This year, the two monetary policy aspects we’ve been focused on the most are President Trump’s decision on who the Fed chair will be and what the ECB will do with the CSPP (corporate sector purchase program) and the PSPP (public sector purchase program). The big decisions are both going to happen in the next few weeks, just as earnings season gets going. That’s quite the trio of events for the market to digest. There could be volatility in the end of October. If Powell is picked, the QE is extended for longer than expected at a high rate, and earnings growth is 6% or better with good guidance, stocks will do well. A Santa Clause rally could finish out the year on a positive note making it the first year without a 3% correction since 1928. The current streak is at 233 days which is 8 days fewer than the longest streak. The 22% gain is the second largest gain (largest is 30.4%).

The expectation is for the ECB to make the decision on guidance for the 2018 QE program on October 26th. The chart below shows the baseline expectation for the policy. As you can see, it shows the program shrinking to 40 billion euros per month for the first 6 months of the year. Then it slows to zero by the end of the year. I’m worried about volatility in the stock market when the QE starts heading towards zero in July. At that point, the Fed will be nearing the peak of its unwind.

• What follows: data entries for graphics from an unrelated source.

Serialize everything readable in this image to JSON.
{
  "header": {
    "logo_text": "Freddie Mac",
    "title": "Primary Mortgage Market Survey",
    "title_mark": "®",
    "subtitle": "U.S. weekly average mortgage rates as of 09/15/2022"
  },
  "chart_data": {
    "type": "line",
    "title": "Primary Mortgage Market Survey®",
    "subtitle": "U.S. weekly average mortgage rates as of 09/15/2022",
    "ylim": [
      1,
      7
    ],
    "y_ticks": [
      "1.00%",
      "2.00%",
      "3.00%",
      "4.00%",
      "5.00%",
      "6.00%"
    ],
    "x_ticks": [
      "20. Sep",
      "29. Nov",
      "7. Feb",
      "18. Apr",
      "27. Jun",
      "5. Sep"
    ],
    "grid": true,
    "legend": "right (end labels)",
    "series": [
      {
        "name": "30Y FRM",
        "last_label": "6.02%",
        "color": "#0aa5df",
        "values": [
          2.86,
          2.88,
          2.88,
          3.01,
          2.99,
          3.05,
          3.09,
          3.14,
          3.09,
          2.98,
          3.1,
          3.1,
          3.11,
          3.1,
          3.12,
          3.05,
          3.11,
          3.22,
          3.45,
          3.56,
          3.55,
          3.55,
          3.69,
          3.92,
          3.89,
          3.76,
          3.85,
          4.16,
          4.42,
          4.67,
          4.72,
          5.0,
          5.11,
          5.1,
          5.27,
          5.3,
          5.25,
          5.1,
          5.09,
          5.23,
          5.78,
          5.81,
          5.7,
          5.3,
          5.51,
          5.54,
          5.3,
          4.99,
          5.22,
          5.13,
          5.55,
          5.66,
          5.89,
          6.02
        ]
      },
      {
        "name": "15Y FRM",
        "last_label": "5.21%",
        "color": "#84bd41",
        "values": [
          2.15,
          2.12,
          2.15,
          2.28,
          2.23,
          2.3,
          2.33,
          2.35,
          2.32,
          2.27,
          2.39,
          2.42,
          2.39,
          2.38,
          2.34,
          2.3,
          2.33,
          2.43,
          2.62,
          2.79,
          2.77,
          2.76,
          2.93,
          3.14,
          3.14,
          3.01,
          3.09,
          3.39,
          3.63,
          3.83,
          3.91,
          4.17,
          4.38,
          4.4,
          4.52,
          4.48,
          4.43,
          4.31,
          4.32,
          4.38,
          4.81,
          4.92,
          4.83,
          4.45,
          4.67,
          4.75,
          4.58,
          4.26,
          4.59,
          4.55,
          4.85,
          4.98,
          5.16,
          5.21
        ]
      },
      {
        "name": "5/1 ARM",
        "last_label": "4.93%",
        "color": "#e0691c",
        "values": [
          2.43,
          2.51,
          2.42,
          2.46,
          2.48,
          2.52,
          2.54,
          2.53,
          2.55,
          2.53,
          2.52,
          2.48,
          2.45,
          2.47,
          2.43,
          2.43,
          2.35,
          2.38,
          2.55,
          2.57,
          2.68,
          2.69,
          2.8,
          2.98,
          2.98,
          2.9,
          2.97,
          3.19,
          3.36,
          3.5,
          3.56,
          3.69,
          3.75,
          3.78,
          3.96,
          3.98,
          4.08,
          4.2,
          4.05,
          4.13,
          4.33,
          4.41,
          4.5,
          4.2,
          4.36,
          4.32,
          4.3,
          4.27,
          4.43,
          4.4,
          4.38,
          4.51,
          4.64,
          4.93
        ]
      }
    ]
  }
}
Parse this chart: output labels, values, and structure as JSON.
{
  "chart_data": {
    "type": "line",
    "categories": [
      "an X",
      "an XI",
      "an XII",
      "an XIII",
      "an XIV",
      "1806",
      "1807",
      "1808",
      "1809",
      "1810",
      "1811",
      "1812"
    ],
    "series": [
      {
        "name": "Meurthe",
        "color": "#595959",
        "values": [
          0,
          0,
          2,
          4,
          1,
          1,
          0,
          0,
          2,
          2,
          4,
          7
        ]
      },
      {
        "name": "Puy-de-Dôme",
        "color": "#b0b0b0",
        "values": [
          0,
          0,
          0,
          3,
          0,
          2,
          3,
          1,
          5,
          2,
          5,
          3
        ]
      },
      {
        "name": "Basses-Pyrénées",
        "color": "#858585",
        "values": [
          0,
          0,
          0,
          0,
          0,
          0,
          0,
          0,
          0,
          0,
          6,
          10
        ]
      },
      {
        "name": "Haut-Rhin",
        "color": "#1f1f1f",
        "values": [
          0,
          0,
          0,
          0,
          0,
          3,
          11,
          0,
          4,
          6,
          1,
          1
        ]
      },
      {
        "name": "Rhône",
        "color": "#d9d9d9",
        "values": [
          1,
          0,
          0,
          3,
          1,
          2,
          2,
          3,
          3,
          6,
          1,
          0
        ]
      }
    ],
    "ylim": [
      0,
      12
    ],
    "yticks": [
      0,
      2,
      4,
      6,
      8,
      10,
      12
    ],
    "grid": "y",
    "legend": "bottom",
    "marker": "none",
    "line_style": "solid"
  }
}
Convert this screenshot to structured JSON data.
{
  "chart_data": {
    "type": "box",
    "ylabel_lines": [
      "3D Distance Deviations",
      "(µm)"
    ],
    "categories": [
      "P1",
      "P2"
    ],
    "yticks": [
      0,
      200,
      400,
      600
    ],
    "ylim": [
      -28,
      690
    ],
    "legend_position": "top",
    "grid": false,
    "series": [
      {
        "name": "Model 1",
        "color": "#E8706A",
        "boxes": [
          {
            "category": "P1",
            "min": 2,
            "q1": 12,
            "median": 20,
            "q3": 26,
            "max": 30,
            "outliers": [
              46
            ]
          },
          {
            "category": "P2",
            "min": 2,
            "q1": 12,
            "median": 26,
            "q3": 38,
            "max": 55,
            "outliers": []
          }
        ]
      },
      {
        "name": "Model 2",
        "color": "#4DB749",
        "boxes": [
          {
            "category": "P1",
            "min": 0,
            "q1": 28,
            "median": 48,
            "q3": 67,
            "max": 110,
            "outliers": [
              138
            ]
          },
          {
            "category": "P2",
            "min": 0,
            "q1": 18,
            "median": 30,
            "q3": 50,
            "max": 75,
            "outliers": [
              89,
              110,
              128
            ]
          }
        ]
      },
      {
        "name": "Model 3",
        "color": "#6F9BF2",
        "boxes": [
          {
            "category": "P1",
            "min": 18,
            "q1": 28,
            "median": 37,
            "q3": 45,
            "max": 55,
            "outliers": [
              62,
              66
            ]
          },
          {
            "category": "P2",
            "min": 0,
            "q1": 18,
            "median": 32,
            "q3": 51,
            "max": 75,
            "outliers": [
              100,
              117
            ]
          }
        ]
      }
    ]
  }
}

There has been a narrative shift in what QE means for the stock market. The bears have been saying QE has boosted stock prices. The bulls were happy to go along with that argument because the bears were actually making a bullish case for stocks in the near term (and bearish in the long term). Now that this unprecedented QE policy will end for the ECB in 2018 and the Fed is doing an unwind, the bulls need to take the stance that QE never caused the rally in the first place. The narrative is that QE was a placebo effect for the market which got the animal spirits going. If that’s the case, unwinding the balance sheet and the ECB tapering won’t affect stocks. That’s a tough case to make, in my opinion, because this year has had the most QE ever when you add up all the major central banks. As I mentioned, this year is about to be the first year without a 3% correction. That calmness is occurring despite weather catastrophes, political unrest in America, and a sharp earnings growth deceleration in Q3.